Echoing this observation was Spencer Reilly, an avid cider drinker for more than five years, who told me how his passion for cider ultimately led him overseas to learn about the English, French, and Spanish ciders.  Watching the market for cider grow over the last few years has given him reason to pursue a new dream: opening an exclusively cider bar in the Capitol Hill neighborhood of Seattle.  His vision would fill a void in Seattle, where beer always outnumbers cider on tap. Reilly is encouraged by the sharply rising interest surrounding cider in Seattle and the Pacific Northwest; he believes his bar can thrive off of it.

This exponential growth in the market for cider seemed to be the topic of the afternoon as event workers and attendees marveled at the wide variety of ciders available and the sheer number of people in attendance.  Just as many first time cider drinkers attended as old timers, and everyone had similar reasons for their peaked interest in hard cider.  The consensus seemed to be that cider is becoming more visible as an alternative, not just to expertly crafted microbrews, but to wines and liquors as well.

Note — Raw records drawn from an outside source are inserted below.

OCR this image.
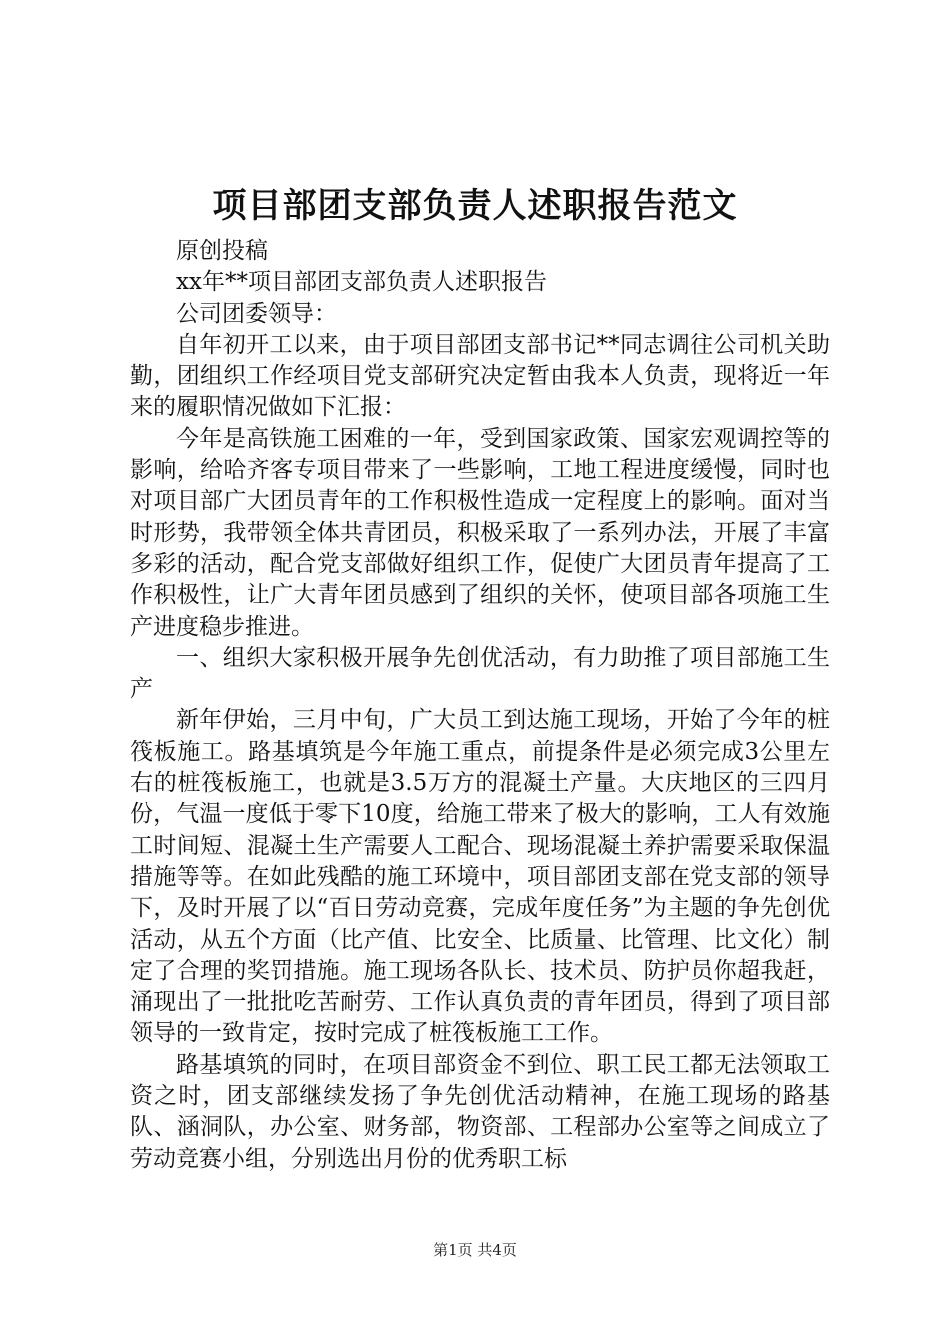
项目部团支部负责人述职报告范文

原创投稿

xx年**项目部团支部负责人述职报告

公司团委领导：

自年初开工以来，由于项目部团支部书记**同志调往公司机关助勤，团组织工作经项目党支部研究决定暂由我本人负责，现将近一年来的履职情况做如下汇报：

今年是高铁施工困难的一年，受到国家政策、国家宏观调控等的影响，给哈齐客专项目带来了一些影响，工地工程进度缓慢，同时也对项目部广大团员青年的工作积极性造成一定程度上的影响。面对当时形势，我带领全体共青团员，积极采取了一系列办法，开展了丰富多彩的活动，配合党支部做好组织工作，促使广大团员青年提高了工作积极性，让广大青年团员感到了组织的关怀，使项目部各项施工生产进度稳步推进。

一、组织大家积极开展争先创优活动，有力助推了项目部施工生产

新年伊始，三月中旬，广大员工到达施工现场，开始了今年的桩筏板施工。路基填筑是今年施工重点，前提条件是必须完成3公里左右的桩筏板施工，也就是3.5万方的混凝土产量。大庆地区的三四月份，气温一度低于零下10度，给施工带来了极大的影响，工人有效施工时间短、混凝土生产需要人工配合、现场混凝土养护需要采取保温措施等等。在如此残酷的施工环境中，项目部团支部在党支部的领导下，及时开展了以“百日劳动竞赛，完成年度任务”为主题的争先创优活动，从五个方面（比产值、比安全、比质量、比管理、比文化）制定了合理的奖罚措施。施工现场各队长、技术员、防护员你超我赶，涌现出了一批批吃苦耐劳、工作认真负责的青年团员，得到了项目部领导的一致肯定，按时完成了桩筏板施工工作。

路基填筑的同时，在项目部资金不到位、职工民工都无法领取工资之时，团支部继续发扬了争先创优活动精神，在施工现场的路基队、涵洞队，办公室、财务部，物资部、工程部办公室等之间成立了劳动竞赛小组，分别选出月份的优秀职工标

第1页 共4页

"Our big thing right now is education," said owner of Finn River Jim Bovino, who strongly stressed to me the importance of educating the population about cider. "Educating people as to what cider is, on an artisan level, that it's an expensive beverage to make, with very diverse styles, much like wine, and that it's not just a sweet alternative to beer." The entire event was more than successful in this regard as I spoke with multiple people that had previously never considered drinking cider, but stumbled upon the festival in the busy South Lake Union neighborhood, and thought they'd give it a try.


Alpenfire Cider, among others, adorned their table with the very apples they make their cider from.

"It just feels like what cider should taste like," states Kate Schmiett with a shrug, a seasoned, yet casual cider drinker, about the cloudy, fuller-bodied and sweeter The Saint from California ciderhouse Crispin Cider.

As the afternoon wrapped up and I quizzed event attendees on their favorite ciders I found that the most popular ciders of the afternoon were… all the ciders.  Some of the more exotically flavored ciders garnered numerous raves, such as the Tieton Cider Works Apricot cider, the Eaglemount Raspberry and Ginger ciders, the Blue Mountain Cranberry or the Finn River Black Currant Sparkling. Yet also winning approval were the drier ciders that featured more stringent and acidic notes.

I was fortunate to taste far more than the normal allotment of 10 ciders, and though my palate swiftly tired from overuse, even now, days later, I can still recall the stringent and fruity flavors of my personal favorites that afternoon: the Sea Cider Pippins and the Tieton Cider Works Apricot.

The event was sponsored by NW Cider Associationand SBS Imports.